The German government has cut €10bn from the state budget earmarked to kick-off the reform of the first pillar pension system through the Generationenkapital – generational capital – concept.
The credit for the generational capital for 2023 has been cancelled to reduce expenditures, the finance ministry said yesterday, explaining the changes made to the original version of the 2023 budget.
The move follows a constitutional court ruling that loans taken for emergency situations and legally by-passing the so-called ’debt brake’ – Schuldenbremse – have to be deployed for that specific situation, and not for other purposes.
The government declared an emergency in 2021 to take credit, by-passing the debt-brake for a series of measures to fight the COVID-19 pandemic in 2021.
It did not use the loan. Instead it was earmarked for the Climate and Transformation Fund – Klima- und Transformationsfonds – for energy transition, an unlawful move, according to the court, that forced the cabinet to rewrite the budget for next year.
“With the [changes to the] budget for 2023, we are drawing the consequences from the ruling of the Constitutional Court. We are not taking on any additional debt this year. In fact, we are taking on less debt,” finance minister Christian Lindner said, adding that the government is declaring another emergency in view of the energy crisis.
The generational capital reform, a flagship of Lindner’s liberal party FDP, would add a funded component to the first-pillar scheme alongside state subsidies and contributions from members.

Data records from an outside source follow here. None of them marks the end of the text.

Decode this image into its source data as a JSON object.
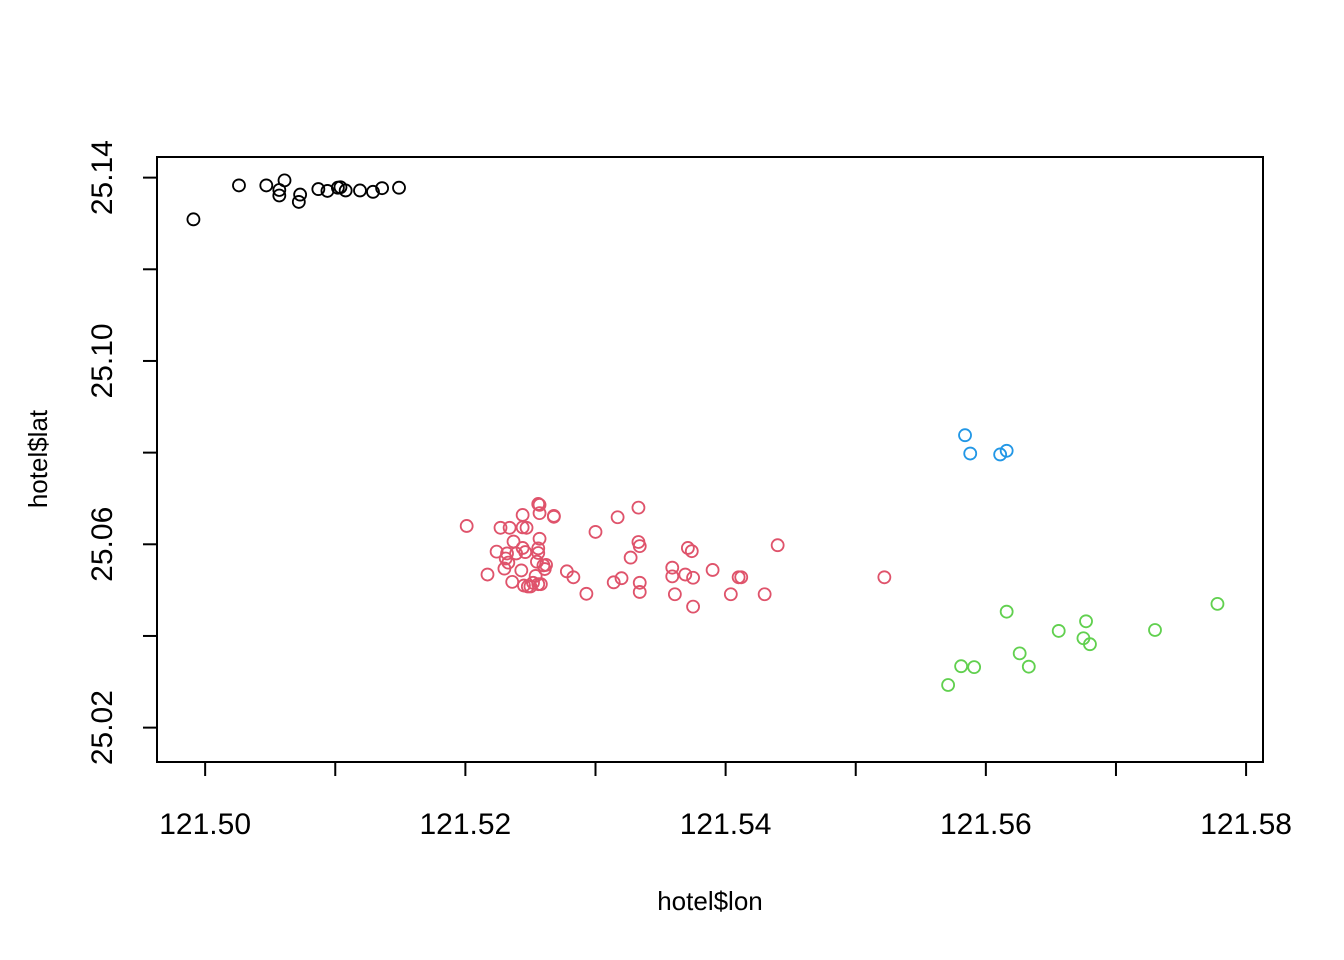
{
  "chart_data": {
    "type": "scatter",
    "title": "",
    "xlabel": "hotel$lon",
    "ylabel": "hotel$lat",
    "xlim": [
      121.4963,
      121.5813
    ],
    "ylim": [
      25.0125,
      25.1445
    ],
    "xticks": [
      "121.50",
      "121.52",
      "121.54",
      "121.56",
      "121.58"
    ],
    "yticks": [
      "25.02",
      "25.06",
      "25.10",
      "25.14"
    ],
    "grid": false,
    "legend": "none",
    "series": [
      {
        "color": "#000000",
        "points": [
          [
            121.4991,
            25.1309
          ],
          [
            121.5026,
            25.1383
          ],
          [
            121.5047,
            25.1383
          ],
          [
            121.5057,
            25.1373
          ],
          [
            121.5057,
            25.1361
          ],
          [
            121.5061,
            25.1394
          ],
          [
            121.5072,
            25.1347
          ],
          [
            121.5073,
            25.1363
          ],
          [
            121.5087,
            25.1375
          ],
          [
            121.5094,
            25.1371
          ],
          [
            121.5102,
            25.1378
          ],
          [
            121.5104,
            25.1379
          ],
          [
            121.5108,
            25.1372
          ],
          [
            121.5119,
            25.1372
          ],
          [
            121.5129,
            25.1369
          ],
          [
            121.5136,
            25.1377
          ],
          [
            121.5149,
            25.1378
          ]
        ]
      },
      {
        "color": "#DF536B",
        "points": [
          [
            121.5201,
            25.064
          ],
          [
            121.5217,
            25.0534
          ],
          [
            121.5224,
            25.0584
          ],
          [
            121.5227,
            25.0636
          ],
          [
            121.523,
            25.0547
          ],
          [
            121.5231,
            25.0569
          ],
          [
            121.5232,
            25.058
          ],
          [
            121.5233,
            25.056
          ],
          [
            121.5234,
            25.0636
          ],
          [
            121.5236,
            25.0518
          ],
          [
            121.5237,
            25.0606
          ],
          [
            121.5239,
            25.058
          ],
          [
            121.5243,
            25.0543
          ],
          [
            121.5244,
            25.0592
          ],
          [
            121.5244,
            25.0664
          ],
          [
            121.5244,
            25.0637
          ],
          [
            121.5245,
            25.051
          ],
          [
            121.5246,
            25.0583
          ],
          [
            121.5247,
            25.0636
          ],
          [
            121.5248,
            25.0508
          ],
          [
            121.525,
            25.0508
          ],
          [
            121.5252,
            25.0516
          ],
          [
            121.5254,
            25.0531
          ],
          [
            121.5255,
            25.0562
          ],
          [
            121.5256,
            25.0591
          ],
          [
            121.5256,
            25.0581
          ],
          [
            121.5256,
            25.0513
          ],
          [
            121.5256,
            25.0688
          ],
          [
            121.5257,
            25.0668
          ],
          [
            121.5257,
            25.0612
          ],
          [
            121.5257,
            25.0686
          ],
          [
            121.5258,
            25.0513
          ],
          [
            121.526,
            25.0554
          ],
          [
            121.5261,
            25.0546
          ],
          [
            121.5262,
            25.0555
          ],
          [
            121.5268,
            25.0662
          ],
          [
            121.5268,
            25.066
          ],
          [
            121.5278,
            25.0541
          ],
          [
            121.5283,
            25.0528
          ],
          [
            121.5293,
            25.0492
          ],
          [
            121.53,
            25.0627
          ],
          [
            121.5314,
            25.0517
          ],
          [
            121.5317,
            25.0659
          ],
          [
            121.532,
            25.0526
          ],
          [
            121.5327,
            25.0571
          ],
          [
            121.5333,
            25.068
          ],
          [
            121.5333,
            25.0605
          ],
          [
            121.5334,
            25.0596
          ],
          [
            121.5334,
            25.0516
          ],
          [
            121.5334,
            25.0496
          ],
          [
            121.5359,
            25.0549
          ],
          [
            121.5359,
            25.053
          ],
          [
            121.5361,
            25.0491
          ],
          [
            121.5369,
            25.0534
          ],
          [
            121.5371,
            25.0592
          ],
          [
            121.5374,
            25.0585
          ],
          [
            121.5375,
            25.0464
          ],
          [
            121.5375,
            25.0527
          ],
          [
            121.539,
            25.0544
          ],
          [
            121.5404,
            25.0491
          ],
          [
            121.541,
            25.0528
          ],
          [
            121.5412,
            25.0528
          ],
          [
            121.543,
            25.0491
          ],
          [
            121.544,
            25.0598
          ],
          [
            121.5522,
            25.0528
          ]
        ]
      },
      {
        "color": "#2297E6",
        "points": [
          [
            121.5584,
            25.0838
          ],
          [
            121.5588,
            25.0798
          ],
          [
            121.5611,
            25.0796
          ],
          [
            121.5616,
            25.0804
          ]
        ]
      },
      {
        "color": "#61D04F",
        "points": [
          [
            121.5571,
            25.0293
          ],
          [
            121.5581,
            25.0334
          ],
          [
            121.5591,
            25.0332
          ],
          [
            121.5616,
            25.0453
          ],
          [
            121.5626,
            25.0362
          ],
          [
            121.5633,
            25.0333
          ],
          [
            121.5656,
            25.0411
          ],
          [
            121.5675,
            25.0395
          ],
          [
            121.5677,
            25.0432
          ],
          [
            121.568,
            25.0382
          ],
          [
            121.573,
            25.0413
          ],
          [
            121.5778,
            25.047
          ]
        ]
      }
    ]
  }
}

According to the plan, assets in the funded component are invested in a first phase by the nuclear waste management fund KENFO to stabilise contribution rates and reduce state intervention in the first pillar.
The contribution rate is expected to remain stable at the current value of 18.6% until 2027, and to go up to 20.2% until 2023, according to the pension report for 2023 published by the government.
The level of pension before taxes stands currently around 48.2% of the wage, and will remain just above 48% until 2024, it added.
By 2037, pensions will rise by a total of 43%. This corresponds to an average increase rate of 2.6% per year, it added.
The statutory pension insurance recorded income of almost €363bn last year, after deducting reimbursements and internal compensation payments, above the previous year’s volume of €347.7bn. €275.6bn came from contributions and €86.2bn from state subsidies.
Expenditure amounted to €359.5bn in 2022, increasing by almost €13.1bn (3.8%) compared with the previous year. Expenditure to pay out pensions totalled €322.7bn, up 3.9% compared with the previous year.
The assets in the first-pillar scheme increased to €50.8bn at the end of last year, with reserve growing by almost €3.8bn to around €42.8bn, according to the report.